Often seen propping up the bar of television's most famous pub with his friend Len Fairclough - played by Peter Adamson - Harry was one of the Street's most popular characters and a role that Beavis found difficult to shake off after leaving the programme. "Harry was a something and nothing character and, because of that, everyone liked him," the actor explained.
Acting had not been the Liverpool-born star's first choice of career. After serving for three years in the Fleet Air Arm (1943-46) at the end of the Second World War, Beavis joined the accountants Price Waterhouse's Manchester office, before becoming company accountant for Industrial Models. After contracting TB he was admitted to a sanitorium in Shropshire for six months.
While convalescing back in Manchester, he took up amateur dramatics, working with such companies as the Little Theatre Guilds Unnamed Society. He made his stage debut as an ageing gardener in Man About the House but was soon taking leading roles. Eventually, he turned professional.
After arriving unannounced to see the Granada Television casting director Margaret Morris, he made his television debut in the popular situation comedy The Army Game, which made stars of Bill Fraser and Alfie Bass. He followed it up with roles in other Granada programmes such as Skyport, Knight Errant Limited, Biggles and On Trial.

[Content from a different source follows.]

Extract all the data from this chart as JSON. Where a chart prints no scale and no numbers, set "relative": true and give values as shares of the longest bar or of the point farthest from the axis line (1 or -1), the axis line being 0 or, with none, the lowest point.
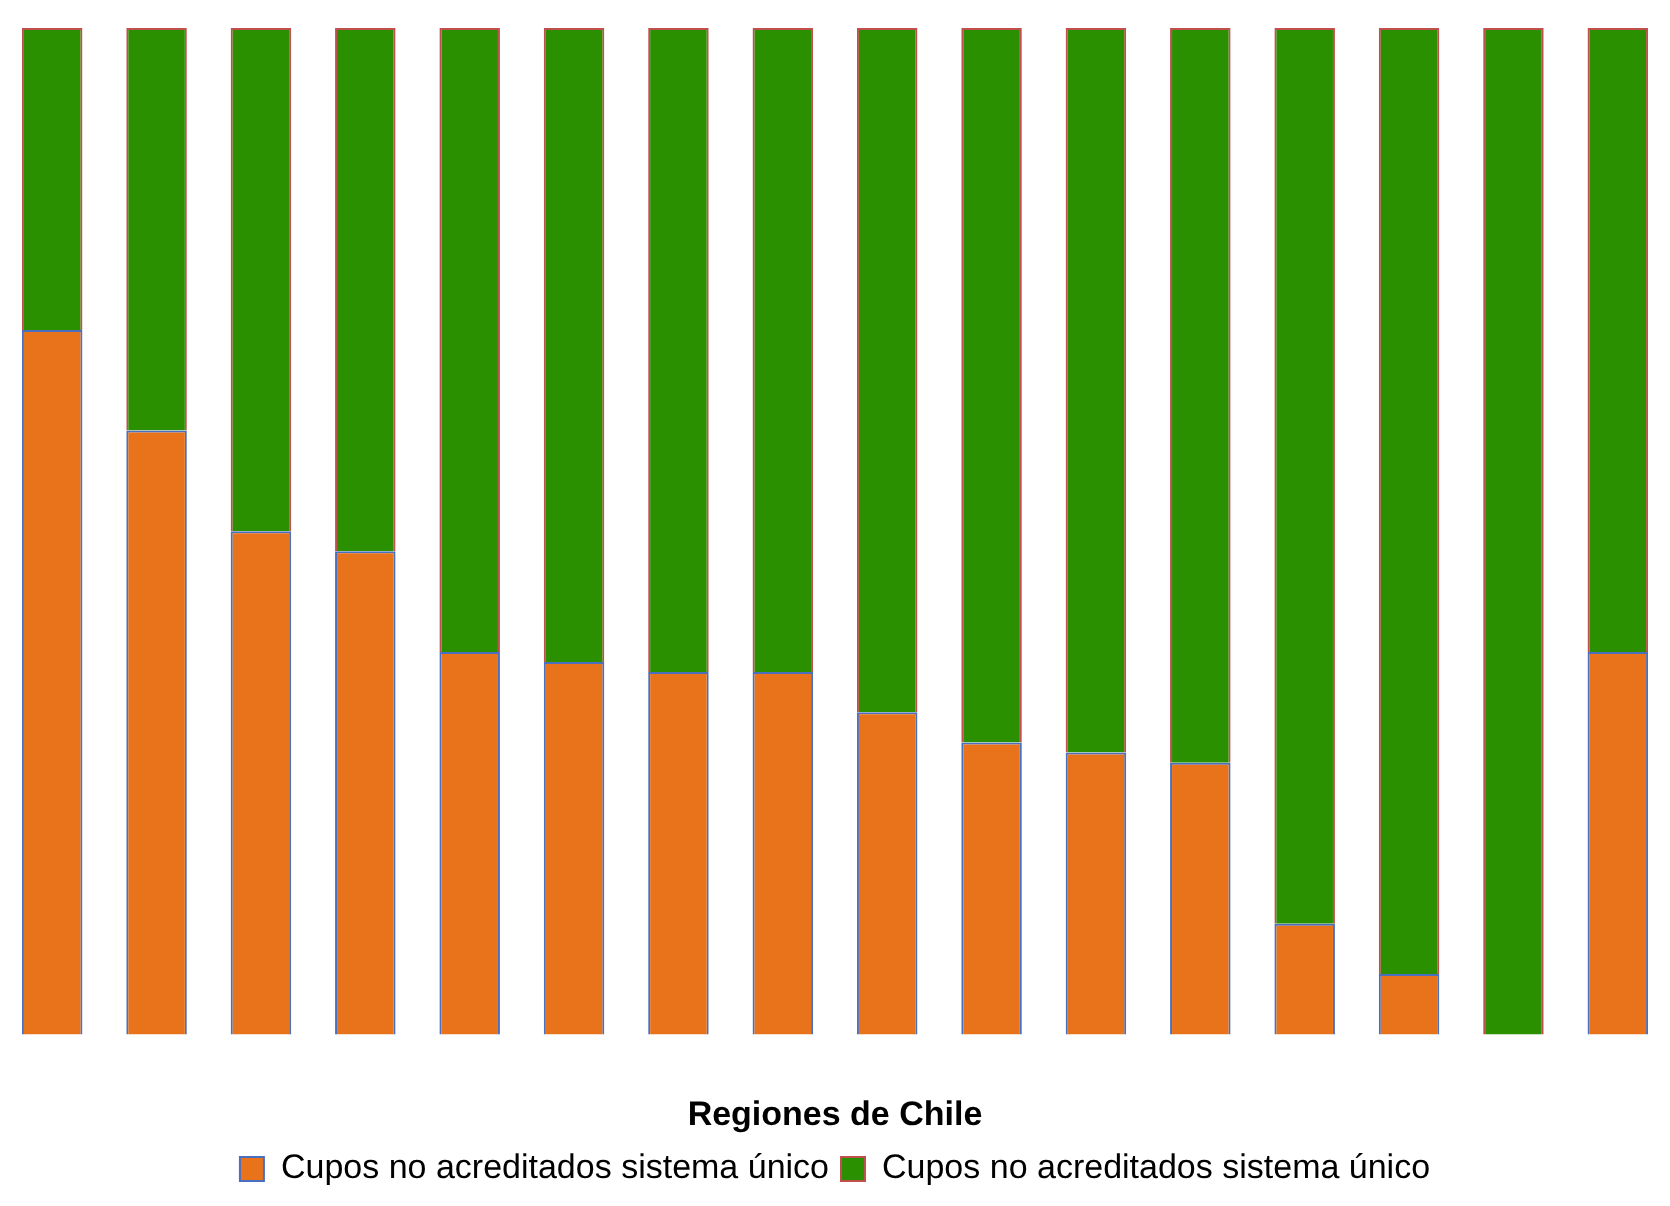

Harry Elton, who produced Biggles, was instrumental in encouraging the writer Tony Warren to create a serial based on his knowledge of life in a working-class Northern backstreet. It eventually became Coronation Street, with Margaret Morris as its first casting director. Beavis was cast as shy widower Harry Hewitt and made his debut in the second episode of the serial, screened on 14 December 1960, five days after most of the original cast had been seen in the historic first broadcast.
The serial was an immediate hit and one of Harry's first dilemmas was the return of his 11-year-old daughter Lucille (Jennifer Moss), who wanted to live with him after a year in a council orphanage, following the death of her mother in a car crash. In 1961, Harry found new love with barmaid Concepta Riley (Doreen Keogh), they married and had a son, Christopher. When, in October 1962, the baby was kidnapped, it gave Coronation Street its most dramatic storyline to date and a then-record 21 million viewers.
Two years later, Harry and Concepta were written out by axe-wielding new producer, Tim Aspinall. The couple returned briefly in 1967 for Elsie Tanner's second wedding, but another major drama saw Harry crushed to death after the reception when bricks used to jack up Len Fairclough's broken-down old van gave way as he was trying to repair it.
Although forever remembered as likeable Harry, Beavis acted in many programmes after leaving the Street. They included episodes of popular series such as Z Cars, Crown Court, Special Branch, The Liver Birds, No Honestly, The Onedin Line, The Enigma Files, Juliet Bravo, Shine on Harvey Moon, Truckers, Paradise Postponed, The Bill and Casualty.
On stage, Ivan Beavis acted in the West End and appeared with the Royal Shakespeare Company as Leonato in Much Ado about Nothing, Agamemnon in Troilus and Cressida, Lovewit in The Alchemist and Montague in Romeo and Juliet. He also toured New Zealand with Pat Phoenix (Coronation Street's Elsie Tanner) in Gaslight.
Ivan Beavis, actor: born Liverpool 22 April 1926; married 1956 Kathleen Atkins (one son, one daughter); died 24 December 1997.